It’s 2014, but if you ask any Android user about the iPhone 6, they’ll tell you that it’s stuck in 2012.
The iPhone 6’s specs are comparable to Androids released in 2012. It has poor battery life, a below-average camera, and plenty of other disappointing features.
There are plenty of cool things Android can do that the iPhone cannot. Since I’m sick and tired of explaining these features to every Apple fan around me, I’ve succinctly summed up those features below:
1) Removable battery
Why it’s good: You can buy a new Android battery from your manufacturer or from third-party retailers on eBay. If you frequently find yourself running out of battery life – like during a long shift at work or during a camping trip – you can easily remove your cover and slot in a new battery. The other advantage of a removable battery is not being forced to send your phone away for a few weeks waiting for Apple to replace your aging, decaying iPhone battery.

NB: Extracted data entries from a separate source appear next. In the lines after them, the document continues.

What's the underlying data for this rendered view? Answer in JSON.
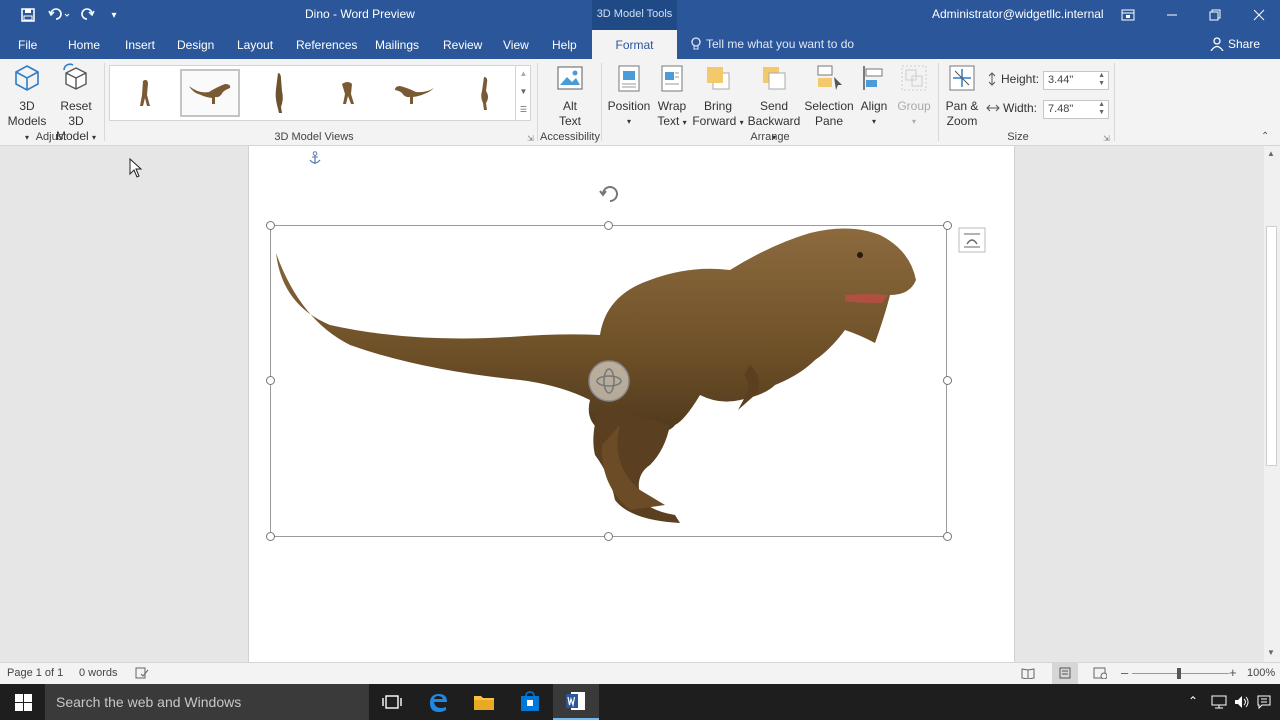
{
  "title_bar": {
    "document_title": "Dino  -  Word Preview",
    "context_tools_label": "3D Model Tools",
    "user": "Administrator@widgetllc.internal"
  },
  "tabs": {
    "file": "File",
    "home": "Home",
    "insert": "Insert",
    "design": "Design",
    "layout": "Layout",
    "references": "References",
    "mailings": "Mailings",
    "review": "Review",
    "view": "View",
    "help": "Help",
    "format": "Format"
  },
  "tell_me": "Tell me what you want to do",
  "share": "Share",
  "ribbon": {
    "models_line1": "3D",
    "models_line2": "Models",
    "reset_line1": "Reset 3D",
    "reset_line2": "Model",
    "alt_line1": "Alt",
    "alt_line2": "Text",
    "position": "Position",
    "wrap_line1": "Wrap",
    "wrap_line2": "Text",
    "bring_line1": "Bring",
    "bring_line2": "Forward",
    "send_line1": "Send",
    "send_line2": "Backward",
    "selection_line1": "Selection",
    "selection_line2": "Pane",
    "align": "Align",
    "group": "Group",
    "panzoom_line1": "Pan &",
    "panzoom_line2": "Zoom",
    "height_label": "Height:",
    "height_value": "3.44\"",
    "width_label": "Width:",
    "width_value": "7.48\"",
    "groups": {
      "adjust": "Adjust",
      "views": "3D Model Views",
      "accessibility": "Accessibility",
      "arrange": "Arrange",
      "size": "Size"
    }
  },
  "status": {
    "page": "Page 1 of 1",
    "words": "0 words",
    "zoom": "100%"
  },
  "taskbar": {
    "search_placeholder": "Search the web and Windows"
  },
  "colors": {
    "accent": "#2b579a",
    "ribbon_bg": "#f3f3f3",
    "taskbar": "#1e1e1e"
  }
}
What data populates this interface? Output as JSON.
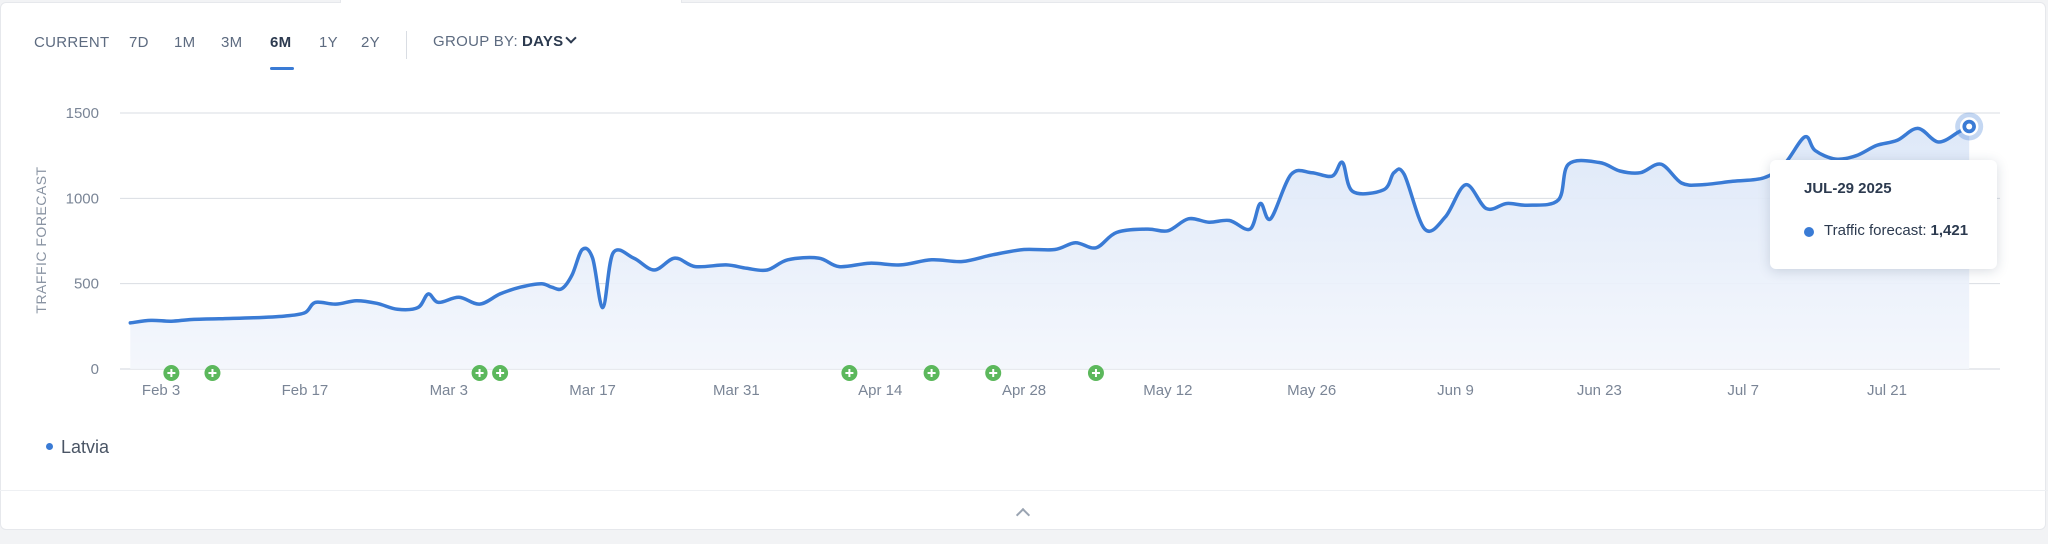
{
  "toolbar": {
    "ranges": [
      "CURRENT",
      "7D",
      "1M",
      "3M",
      "6M",
      "1Y",
      "2Y"
    ],
    "active_range": "6M",
    "group_by_label": "GROUP BY:",
    "group_by_value": "DAYS"
  },
  "colors": {
    "line": "#3a7bd5",
    "area_fill": "#e8effa",
    "event_marker": "#5cb85c",
    "grid": "#d9dde3"
  },
  "chart_data": {
    "type": "area",
    "ylabel": "TRAFFIC FORECAST",
    "ylim": [
      0,
      1500
    ],
    "yticks": [
      0,
      500,
      1000,
      1500
    ],
    "xlim": [
      "2025-01-30",
      "2025-08-01"
    ],
    "xticks": [
      {
        "date": "2025-02-03",
        "label": "Feb 3"
      },
      {
        "date": "2025-02-17",
        "label": "Feb 17"
      },
      {
        "date": "2025-03-03",
        "label": "Mar 3"
      },
      {
        "date": "2025-03-17",
        "label": "Mar 17"
      },
      {
        "date": "2025-03-31",
        "label": "Mar 31"
      },
      {
        "date": "2025-04-14",
        "label": "Apr 14"
      },
      {
        "date": "2025-04-28",
        "label": "Apr 28"
      },
      {
        "date": "2025-05-12",
        "label": "May 12"
      },
      {
        "date": "2025-05-26",
        "label": "May 26"
      },
      {
        "date": "2025-06-09",
        "label": "Jun 9"
      },
      {
        "date": "2025-06-23",
        "label": "Jun 23"
      },
      {
        "date": "2025-07-07",
        "label": "Jul 7"
      },
      {
        "date": "2025-07-21",
        "label": "Jul 21"
      }
    ],
    "grid": true,
    "series": [
      {
        "name": "Latvia",
        "points": [
          [
            "2025-01-31",
            270
          ],
          [
            "2025-02-02",
            285
          ],
          [
            "2025-02-04",
            280
          ],
          [
            "2025-02-06",
            290
          ],
          [
            "2025-02-09",
            295
          ],
          [
            "2025-02-12",
            300
          ],
          [
            "2025-02-15",
            310
          ],
          [
            "2025-02-17",
            330
          ],
          [
            "2025-02-18",
            390
          ],
          [
            "2025-02-20",
            380
          ],
          [
            "2025-02-22",
            400
          ],
          [
            "2025-02-24",
            385
          ],
          [
            "2025-02-26",
            350
          ],
          [
            "2025-02-28",
            360
          ],
          [
            "2025-03-01",
            440
          ],
          [
            "2025-03-02",
            390
          ],
          [
            "2025-03-04",
            420
          ],
          [
            "2025-03-06",
            380
          ],
          [
            "2025-03-08",
            440
          ],
          [
            "2025-03-10",
            480
          ],
          [
            "2025-03-12",
            500
          ],
          [
            "2025-03-13",
            480
          ],
          [
            "2025-03-14",
            470
          ],
          [
            "2025-03-15",
            550
          ],
          [
            "2025-03-16",
            700
          ],
          [
            "2025-03-17",
            650
          ],
          [
            "2025-03-18",
            360
          ],
          [
            "2025-03-19",
            680
          ],
          [
            "2025-03-21",
            650
          ],
          [
            "2025-03-23",
            580
          ],
          [
            "2025-03-25",
            650
          ],
          [
            "2025-03-27",
            600
          ],
          [
            "2025-03-30",
            610
          ],
          [
            "2025-04-01",
            590
          ],
          [
            "2025-04-03",
            580
          ],
          [
            "2025-04-05",
            640
          ],
          [
            "2025-04-08",
            650
          ],
          [
            "2025-04-10",
            600
          ],
          [
            "2025-04-13",
            620
          ],
          [
            "2025-04-16",
            610
          ],
          [
            "2025-04-19",
            640
          ],
          [
            "2025-04-22",
            630
          ],
          [
            "2025-04-25",
            670
          ],
          [
            "2025-04-28",
            700
          ],
          [
            "2025-05-01",
            700
          ],
          [
            "2025-05-03",
            740
          ],
          [
            "2025-05-05",
            710
          ],
          [
            "2025-05-07",
            800
          ],
          [
            "2025-05-10",
            820
          ],
          [
            "2025-05-12",
            810
          ],
          [
            "2025-05-14",
            880
          ],
          [
            "2025-05-16",
            860
          ],
          [
            "2025-05-18",
            870
          ],
          [
            "2025-05-20",
            820
          ],
          [
            "2025-05-21",
            970
          ],
          [
            "2025-05-22",
            880
          ],
          [
            "2025-05-24",
            1140
          ],
          [
            "2025-05-26",
            1150
          ],
          [
            "2025-05-28",
            1130
          ],
          [
            "2025-05-29",
            1210
          ],
          [
            "2025-05-30",
            1040
          ],
          [
            "2025-06-02",
            1050
          ],
          [
            "2025-06-03",
            1150
          ],
          [
            "2025-06-04",
            1140
          ],
          [
            "2025-06-06",
            820
          ],
          [
            "2025-06-08",
            890
          ],
          [
            "2025-06-10",
            1080
          ],
          [
            "2025-06-12",
            940
          ],
          [
            "2025-06-14",
            970
          ],
          [
            "2025-06-16",
            960
          ],
          [
            "2025-06-19",
            990
          ],
          [
            "2025-06-20",
            1200
          ],
          [
            "2025-06-23",
            1210
          ],
          [
            "2025-06-25",
            1160
          ],
          [
            "2025-06-27",
            1150
          ],
          [
            "2025-06-29",
            1200
          ],
          [
            "2025-07-01",
            1090
          ],
          [
            "2025-07-03",
            1080
          ],
          [
            "2025-07-06",
            1100
          ],
          [
            "2025-07-09",
            1120
          ],
          [
            "2025-07-11",
            1200
          ],
          [
            "2025-07-13",
            1360
          ],
          [
            "2025-07-14",
            1280
          ],
          [
            "2025-07-16",
            1230
          ],
          [
            "2025-07-18",
            1250
          ],
          [
            "2025-07-20",
            1310
          ],
          [
            "2025-07-22",
            1340
          ],
          [
            "2025-07-24",
            1410
          ],
          [
            "2025-07-26",
            1330
          ],
          [
            "2025-07-28",
            1390
          ],
          [
            "2025-07-29",
            1421
          ]
        ]
      }
    ],
    "event_markers": [
      "2025-02-04",
      "2025-02-08",
      "2025-03-06",
      "2025-03-08",
      "2025-04-11",
      "2025-04-19",
      "2025-04-25",
      "2025-05-05"
    ],
    "highlight": {
      "date": "2025-07-29",
      "value": 1421
    }
  },
  "tooltip": {
    "date": "JUL-29 2025",
    "label": "Traffic forecast:",
    "value": "1,421"
  },
  "legend": {
    "items": [
      "Latvia"
    ]
  }
}
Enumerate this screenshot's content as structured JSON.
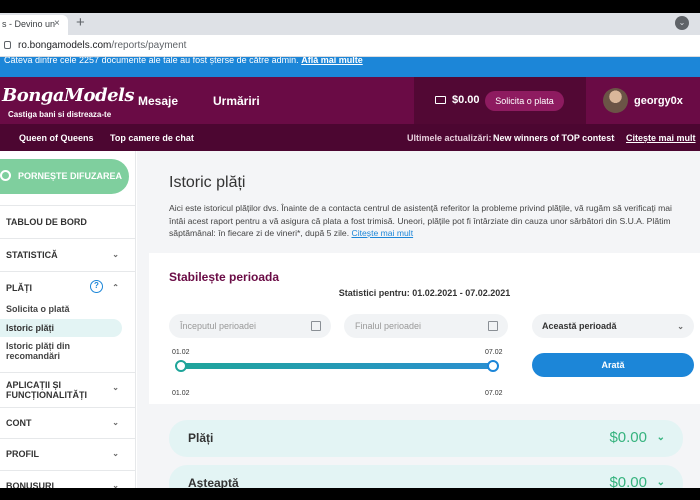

For whatever reason, Apple has never embraced multi-tasking on its phones. Maybe it’s because the screens have always been too small to effectively multitask. But now that the iPhone 6 has bigger screens and bigger resolutions, Apple has to add multitasking, right? Wrong. While Samsung and LG phones have supported multi-window multitasking on the same screen at the same time, iPhone 6 users can only use one app at a time.
3) Charge your phone with any micro-USB cable
Out of all of Apple’s shady business practices, the micro-USB scandal makes me the maddest. EU legislation has long required phone manufacturers to use micro-USB cables on all phone chargers. This legislation was designed to cut down on waste and avoid the mess of proprietary chargers created in the early 2000s. Apple – never one to shy away from a profit – found a loophole in this legislation: as long as you released a micro-USB adapter, you were effectively complying with the legislation. Anyways, as an Android user, I only need to bring one charger for my e-reader, smartphone, tablet, and other electronics. Apple’s unnecessary Lightning charger – with adapters priced between $20 and $50 apiece – charges its phones more slowly and contributes to massive electronics waste around the world.
Not all Androids have micro-HDMI, but a growing number do. What does micro-HDMI mean? It means you can hook your phone up to any TV or monitor and stream apps, videos, photos, or whatever. The iPhone, meanwhile, only has two ports: a headphone jack and a Lightning connector.
5) Touchless voice controls
Most modern Androids have a feature called “always listening”. Although not enabled by default (that would be creepy), this always listening feature is constantly listening for your voice to utter a secret trigger phrase. You might say “Hey Motorola” to open your Moto X even when the screen is black, or “Okay Google” on your Nexus. In any case, these commands wake your screen and you can fully navigate your device solely with your voice. This is extremely useful if you do a lot of driving and live in an area with distracted driving laws. Siri, on the other hand, needs to be manually opened and offers limited phone control options.
6) MicroSD card slots
The iPhone 6’s “expandable” storage involves you paying Apple an extra $100 to bump up to the larger-sized model. Android’s expandable storage involves sliding in cost-effective, high-storage microSD cards into your microSD slot. These cards are capable of holding up to 128GB of extra space (and cost less than $100). When you run out of storage space on the iPhone, you need to delete data or get a new iPhone because there are no ways to increase expandable storage.
7) Instantly access dozens of settings from the notification shade
Most Androids let you swipe down from the top to reveal dozens of settings and options. Wi-Fi, location, mute, and screen rotation are all popular settings. Androids, however, let you customize this list according to which settings you access most frequently. Quickly activate power saving mode, for example. Or, if you travel a lot, add the airplane mode button to the top. Apple finally got around to adding the notification bar to the iPhone, but it only includes about 10 shortcuts (which are impossible to customize).
Not everybody likes widgets. Some Android users don’t like to use widgets, while others use them sparingly. But most users like the option of having widgets. You can add weather widgets to your homescreens to instantly view weather info without opening an app. You can add sports tickers, music playback buttons, and thousands of other widgets and customize your homescreen to your heart’s content. Apple finally got around to adding widgets in iOS8, including stock widgets in the notification drawer, but you can’t customize these widgets or move them around your homescreens.
9) No “walled garden”
Apple’s app store only features apps that Apple has manually approved and processed. Guess what happens when someone tries to submit an app that competes with built-in Apple services? Google’s app store approves developers within hours and has a far more open approach. If you think this makes the iPhone app store more secure, then you need to read up on Android’s security layers.
10) Use your Android to control your TV and other household electronics via infrared blaster
When I tell someone my phone has an infrared blaster, they think I’m joking. Obviously, “infrared blaster” sounds like a weapon on Star Wars. But it’s true: modern Androids like the HTC One, LG G3, and Galaxy S5 all come with infrared blasters. Many modern electronics – including TVs, air conditioners, speakers, and other household appliances – have infrared sensors, which means you can control your entire home with your fancy new infrared blaster.